Yonghua.Wu@stripped wrote:
>
> Hi Andy,
>
> Two questions for you:
> 1) Why store so many repeatable data in the same table?
> I mean you needn't to store "purchases"/"previews" for all records.
> You can choose MySql SET datatype, or you can choose another table to
> store the action types and let the original table refers to it.
> So that you can reduce the diskspace and also the I/O.
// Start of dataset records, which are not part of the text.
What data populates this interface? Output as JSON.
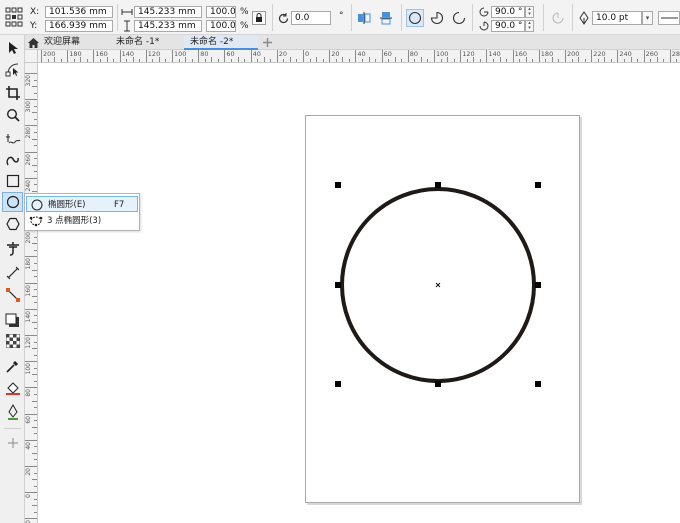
{
  "propbar": {
    "x_label": "X:",
    "x_value": "101.536 mm",
    "y_label": "Y:",
    "y_value": "166.939 mm",
    "width_value": "145.233 mm",
    "height_value": "145.233 mm",
    "scale_w": "100.0",
    "scale_h": "100.0",
    "percent": "%",
    "rotation_value": "0.0",
    "degree_symbol": "°",
    "start_angle": "90.0 °",
    "end_angle": "90.0 °",
    "outline_width": "10.0 pt"
  },
  "tabs": [
    {
      "label": "欢迎屏幕",
      "active": false
    },
    {
      "label": "未命名 -1*",
      "active": false
    },
    {
      "label": "未命名 -2*",
      "active": true
    }
  ],
  "ruler": {
    "h_numbers": [
      "200",
      "180",
      "160",
      "140",
      "120",
      "100",
      "80",
      "60",
      "40",
      "20",
      "0",
      "20",
      "40",
      "60",
      "80",
      "100",
      "120",
      "140",
      "160",
      "180",
      "200",
      "220",
      "240",
      "260",
      "280"
    ],
    "v_numbers": [
      "320",
      "300",
      "280",
      "260",
      "240",
      "220",
      "200",
      "180",
      "160",
      "140",
      "120",
      "100",
      "80",
      "60",
      "40",
      "20",
      "0",
      "20"
    ]
  },
  "flyout": {
    "items": [
      {
        "label": "椭圆形(E)",
        "shortcut": "F7",
        "icon": "ellipse-icon"
      },
      {
        "label": "3 点椭圆形(3)",
        "shortcut": "",
        "icon": "three-point-ellipse-icon"
      }
    ]
  },
  "tools": [
    "pick-tool",
    "shape-tool",
    "crop-tool",
    "zoom-tool",
    "freehand-tool",
    "artistic-media-tool",
    "rectangle-tool",
    "ellipse-tool",
    "polygon-tool",
    "text-tool",
    "parallel-dimension-tool",
    "connector-tool",
    "drop-shadow-tool",
    "transparency-tool",
    "eyedropper-tool",
    "interactive-fill-tool",
    "smart-fill-tool",
    "add-tool"
  ],
  "colors": {
    "accent": "#4a90d9",
    "circle_stroke": "#1f1a17"
  }
}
Hmmm... not sure if the SET datatype is portable
across databases, is it?
Also, remember there will only be 2 action
types: 'purchase' and 'preview'.
Name (of visitor) will actually be an integer id,
and I could use a bool or an int for 'action' also,
since it is intended to be 2 valued. But a diff
of 1 or 2MB of storage is negligible (around extra
9 bytes per row for the 'action' field), and I want
the flexibility and readability of using the char
field.
The important concept here is the TIMESTAMP, each
access/visit needs to be recorded separately and
thus cannot be normalized away. So if there are
a hundred thousand visits, there NEEDS to be a
hundred thousand rows.
I guess the question probably boils down to:
"If a field (of whatever type) will only ever have
2 values, will indexing it bring benefits when said
field is being refered to in a WHERE clause for a
very large table?"
-------------------------------------------------
I just realized I could do 2 tables, one that
stores purchase 'visits' and another that stores
'preview' visits, but that complicates the design
and I don't think that's a good idea. Hundreds
of thousands of rows is not that hard for MySQL
to deal with, but what I want to understand is
if I make an index for 'action', will the performance
diff be on the order of, say, a query taking 2
seconds versus 0.5 seconds?